If company leadership is skimping on employee training, be wary.
Highly Trained Staff
When you look to partner with an IT service provider, you are also looking for a partner to help you transform your workforce. The pace of technological change is relentless. The range of cyber security risks facing companies is broad. Organizations need their staffs to continuously upgrade their skills and technical knowledge in a fast-paced economy. Moreover, cyber security awareness and good habits are the first of the line of defense in stopping cyber criminals.
Your IT service provider should offer various training programs to help your staff level up in their cyber security awareness and to properly leverage their technology and resources.

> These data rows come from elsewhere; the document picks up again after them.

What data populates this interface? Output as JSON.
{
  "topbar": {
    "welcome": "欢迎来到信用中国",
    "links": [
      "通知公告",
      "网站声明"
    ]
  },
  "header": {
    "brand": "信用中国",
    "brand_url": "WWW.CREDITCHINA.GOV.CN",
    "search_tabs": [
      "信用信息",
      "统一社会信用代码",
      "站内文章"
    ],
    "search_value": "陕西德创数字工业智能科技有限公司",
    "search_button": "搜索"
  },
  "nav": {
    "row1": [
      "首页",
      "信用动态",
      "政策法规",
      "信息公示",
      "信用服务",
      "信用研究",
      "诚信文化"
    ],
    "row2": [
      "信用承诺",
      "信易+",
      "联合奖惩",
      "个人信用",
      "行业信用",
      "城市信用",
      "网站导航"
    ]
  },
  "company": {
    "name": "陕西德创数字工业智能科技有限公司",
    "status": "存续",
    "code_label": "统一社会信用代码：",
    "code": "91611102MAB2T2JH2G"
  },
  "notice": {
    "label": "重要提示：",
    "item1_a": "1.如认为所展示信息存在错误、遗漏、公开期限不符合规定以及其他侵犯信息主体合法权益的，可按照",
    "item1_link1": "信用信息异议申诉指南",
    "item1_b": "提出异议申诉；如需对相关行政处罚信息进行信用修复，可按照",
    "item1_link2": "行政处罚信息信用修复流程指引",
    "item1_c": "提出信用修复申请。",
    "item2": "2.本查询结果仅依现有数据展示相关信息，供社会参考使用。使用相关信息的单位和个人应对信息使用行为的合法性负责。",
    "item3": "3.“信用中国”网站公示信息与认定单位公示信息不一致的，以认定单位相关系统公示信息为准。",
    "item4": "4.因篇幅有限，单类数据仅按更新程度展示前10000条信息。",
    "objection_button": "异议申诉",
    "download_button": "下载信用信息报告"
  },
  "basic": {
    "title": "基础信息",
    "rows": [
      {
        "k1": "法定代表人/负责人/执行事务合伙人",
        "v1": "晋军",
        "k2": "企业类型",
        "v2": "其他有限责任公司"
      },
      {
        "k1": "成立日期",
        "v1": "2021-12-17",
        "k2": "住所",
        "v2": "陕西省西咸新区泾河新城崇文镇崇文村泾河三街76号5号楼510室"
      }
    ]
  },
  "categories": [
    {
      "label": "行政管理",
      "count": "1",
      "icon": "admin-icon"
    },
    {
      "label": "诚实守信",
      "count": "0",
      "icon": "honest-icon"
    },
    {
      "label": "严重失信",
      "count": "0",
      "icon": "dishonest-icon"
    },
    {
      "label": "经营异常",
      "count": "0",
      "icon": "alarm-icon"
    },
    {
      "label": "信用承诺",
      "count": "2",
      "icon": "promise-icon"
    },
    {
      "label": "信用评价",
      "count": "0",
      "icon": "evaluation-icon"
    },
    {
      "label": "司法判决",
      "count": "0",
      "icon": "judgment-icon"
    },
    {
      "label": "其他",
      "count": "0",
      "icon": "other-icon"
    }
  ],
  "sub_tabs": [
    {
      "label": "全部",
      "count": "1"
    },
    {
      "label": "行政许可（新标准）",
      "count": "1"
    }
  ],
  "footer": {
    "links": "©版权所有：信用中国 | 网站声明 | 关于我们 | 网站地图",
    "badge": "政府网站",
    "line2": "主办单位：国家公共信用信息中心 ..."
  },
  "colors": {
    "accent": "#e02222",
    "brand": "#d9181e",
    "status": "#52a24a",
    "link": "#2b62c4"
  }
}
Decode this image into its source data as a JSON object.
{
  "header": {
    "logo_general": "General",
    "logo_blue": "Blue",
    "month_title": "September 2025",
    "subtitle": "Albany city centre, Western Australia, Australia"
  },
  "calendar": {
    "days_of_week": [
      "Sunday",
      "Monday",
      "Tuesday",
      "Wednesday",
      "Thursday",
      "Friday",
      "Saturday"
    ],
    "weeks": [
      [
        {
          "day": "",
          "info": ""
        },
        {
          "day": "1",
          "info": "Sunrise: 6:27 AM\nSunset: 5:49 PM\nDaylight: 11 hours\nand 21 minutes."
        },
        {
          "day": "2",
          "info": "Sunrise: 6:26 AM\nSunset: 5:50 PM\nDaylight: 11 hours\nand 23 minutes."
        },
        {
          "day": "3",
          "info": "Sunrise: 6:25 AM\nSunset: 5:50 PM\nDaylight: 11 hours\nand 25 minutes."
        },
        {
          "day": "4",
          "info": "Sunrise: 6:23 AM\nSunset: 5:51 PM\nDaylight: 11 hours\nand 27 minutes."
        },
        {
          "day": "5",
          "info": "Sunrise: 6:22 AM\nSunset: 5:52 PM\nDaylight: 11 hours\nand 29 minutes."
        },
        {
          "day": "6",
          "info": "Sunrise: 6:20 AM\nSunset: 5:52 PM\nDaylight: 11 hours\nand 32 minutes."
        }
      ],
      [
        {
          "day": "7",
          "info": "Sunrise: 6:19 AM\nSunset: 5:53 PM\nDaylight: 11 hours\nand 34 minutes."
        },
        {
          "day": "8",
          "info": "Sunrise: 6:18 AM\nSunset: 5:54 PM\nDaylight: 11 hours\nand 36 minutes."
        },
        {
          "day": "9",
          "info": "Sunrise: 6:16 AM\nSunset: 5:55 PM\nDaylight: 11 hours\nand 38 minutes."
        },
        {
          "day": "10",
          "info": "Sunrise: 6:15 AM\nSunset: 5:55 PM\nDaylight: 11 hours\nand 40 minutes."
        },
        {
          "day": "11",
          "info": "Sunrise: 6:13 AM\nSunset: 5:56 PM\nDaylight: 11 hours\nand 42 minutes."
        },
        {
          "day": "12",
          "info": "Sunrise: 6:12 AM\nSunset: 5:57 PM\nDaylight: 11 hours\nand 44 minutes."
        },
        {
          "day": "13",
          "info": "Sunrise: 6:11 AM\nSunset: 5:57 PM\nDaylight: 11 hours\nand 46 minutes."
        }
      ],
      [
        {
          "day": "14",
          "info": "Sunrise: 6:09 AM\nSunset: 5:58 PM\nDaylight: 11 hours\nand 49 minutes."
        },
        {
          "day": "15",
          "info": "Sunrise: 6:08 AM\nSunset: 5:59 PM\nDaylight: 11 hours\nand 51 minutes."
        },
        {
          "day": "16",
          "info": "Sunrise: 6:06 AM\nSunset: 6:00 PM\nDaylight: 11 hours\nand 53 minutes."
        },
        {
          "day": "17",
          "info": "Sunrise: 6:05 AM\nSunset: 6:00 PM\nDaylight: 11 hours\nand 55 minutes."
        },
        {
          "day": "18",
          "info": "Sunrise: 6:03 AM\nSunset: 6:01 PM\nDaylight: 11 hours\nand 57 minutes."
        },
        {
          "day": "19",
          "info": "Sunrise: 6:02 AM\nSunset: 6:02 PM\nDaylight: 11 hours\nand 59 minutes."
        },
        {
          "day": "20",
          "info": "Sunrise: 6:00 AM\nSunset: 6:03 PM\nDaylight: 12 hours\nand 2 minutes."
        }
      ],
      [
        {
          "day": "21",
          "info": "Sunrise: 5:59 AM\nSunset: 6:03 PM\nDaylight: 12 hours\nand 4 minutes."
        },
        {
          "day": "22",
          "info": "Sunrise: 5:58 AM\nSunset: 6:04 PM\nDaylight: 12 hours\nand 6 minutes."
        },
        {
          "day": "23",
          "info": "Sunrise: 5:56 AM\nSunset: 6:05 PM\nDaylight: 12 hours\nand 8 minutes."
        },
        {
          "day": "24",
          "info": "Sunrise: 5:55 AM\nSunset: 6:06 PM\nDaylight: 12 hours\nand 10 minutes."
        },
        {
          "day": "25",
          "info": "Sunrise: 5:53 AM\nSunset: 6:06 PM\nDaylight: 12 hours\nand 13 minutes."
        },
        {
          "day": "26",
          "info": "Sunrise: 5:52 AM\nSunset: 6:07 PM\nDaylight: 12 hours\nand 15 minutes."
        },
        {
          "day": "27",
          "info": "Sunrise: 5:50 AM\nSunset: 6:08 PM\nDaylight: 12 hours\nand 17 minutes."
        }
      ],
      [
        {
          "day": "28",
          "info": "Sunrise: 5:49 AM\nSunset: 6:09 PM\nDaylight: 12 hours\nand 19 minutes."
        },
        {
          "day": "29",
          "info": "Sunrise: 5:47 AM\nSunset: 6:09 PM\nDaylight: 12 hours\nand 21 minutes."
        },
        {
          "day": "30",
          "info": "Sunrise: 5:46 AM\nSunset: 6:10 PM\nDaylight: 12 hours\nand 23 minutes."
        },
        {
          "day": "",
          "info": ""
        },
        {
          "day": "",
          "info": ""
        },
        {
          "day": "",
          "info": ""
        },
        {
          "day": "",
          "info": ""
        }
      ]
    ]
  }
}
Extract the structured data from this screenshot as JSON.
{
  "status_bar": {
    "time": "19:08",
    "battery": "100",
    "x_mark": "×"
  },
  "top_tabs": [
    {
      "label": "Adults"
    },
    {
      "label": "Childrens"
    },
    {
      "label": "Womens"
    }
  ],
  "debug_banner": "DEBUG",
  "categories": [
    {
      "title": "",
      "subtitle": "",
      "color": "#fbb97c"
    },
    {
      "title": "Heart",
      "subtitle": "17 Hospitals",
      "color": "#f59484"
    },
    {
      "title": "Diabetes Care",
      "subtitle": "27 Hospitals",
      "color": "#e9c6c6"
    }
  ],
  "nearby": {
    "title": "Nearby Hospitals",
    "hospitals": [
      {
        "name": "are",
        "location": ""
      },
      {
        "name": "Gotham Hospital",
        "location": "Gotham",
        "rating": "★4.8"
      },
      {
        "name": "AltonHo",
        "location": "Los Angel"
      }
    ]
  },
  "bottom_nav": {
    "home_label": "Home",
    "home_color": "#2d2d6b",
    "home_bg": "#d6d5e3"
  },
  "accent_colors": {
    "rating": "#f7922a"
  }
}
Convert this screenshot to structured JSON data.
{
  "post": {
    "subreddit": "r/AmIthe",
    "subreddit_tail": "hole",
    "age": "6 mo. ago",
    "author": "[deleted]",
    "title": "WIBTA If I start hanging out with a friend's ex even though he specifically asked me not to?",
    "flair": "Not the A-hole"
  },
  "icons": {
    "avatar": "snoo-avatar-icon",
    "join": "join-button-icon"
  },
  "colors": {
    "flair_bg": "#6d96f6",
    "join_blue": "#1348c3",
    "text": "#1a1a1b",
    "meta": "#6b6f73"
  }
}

Too often, software, technology, and tools are rolled out to frontline employees with inadequate training and education. Naturally, employee productivity in these situations will suffer. Your IT service provider should deliver senior officer training, around security, IT policy and governance issues. All staff should be offered ongoing cyber security awareness training. And select staffers and departments should receive advanced cyber security and technology training where appropriate.
Client Training Programs
Last, but certainly not least, your IT service provider should understand your business issues and how technology can play a strategic role in your growth and success.
As discussed earlier in this whitepaper, your IT service provider is not there merely to staff the help desk and close trouble tickets.
Your IT service provider is your strategic partner when it comes to technology.
This means that they will need to understand the unique issues from your particular industry, geography, and competitive landscape.
They should also understand your mission, goals, budgets, and long-term game plan. And they should be able to connect the dots on how technology can be an area of strategic investment and competitive differentiation. This level of strategic insight and alignment with your business needs is only available from the upper echelon of IT service providers in the market.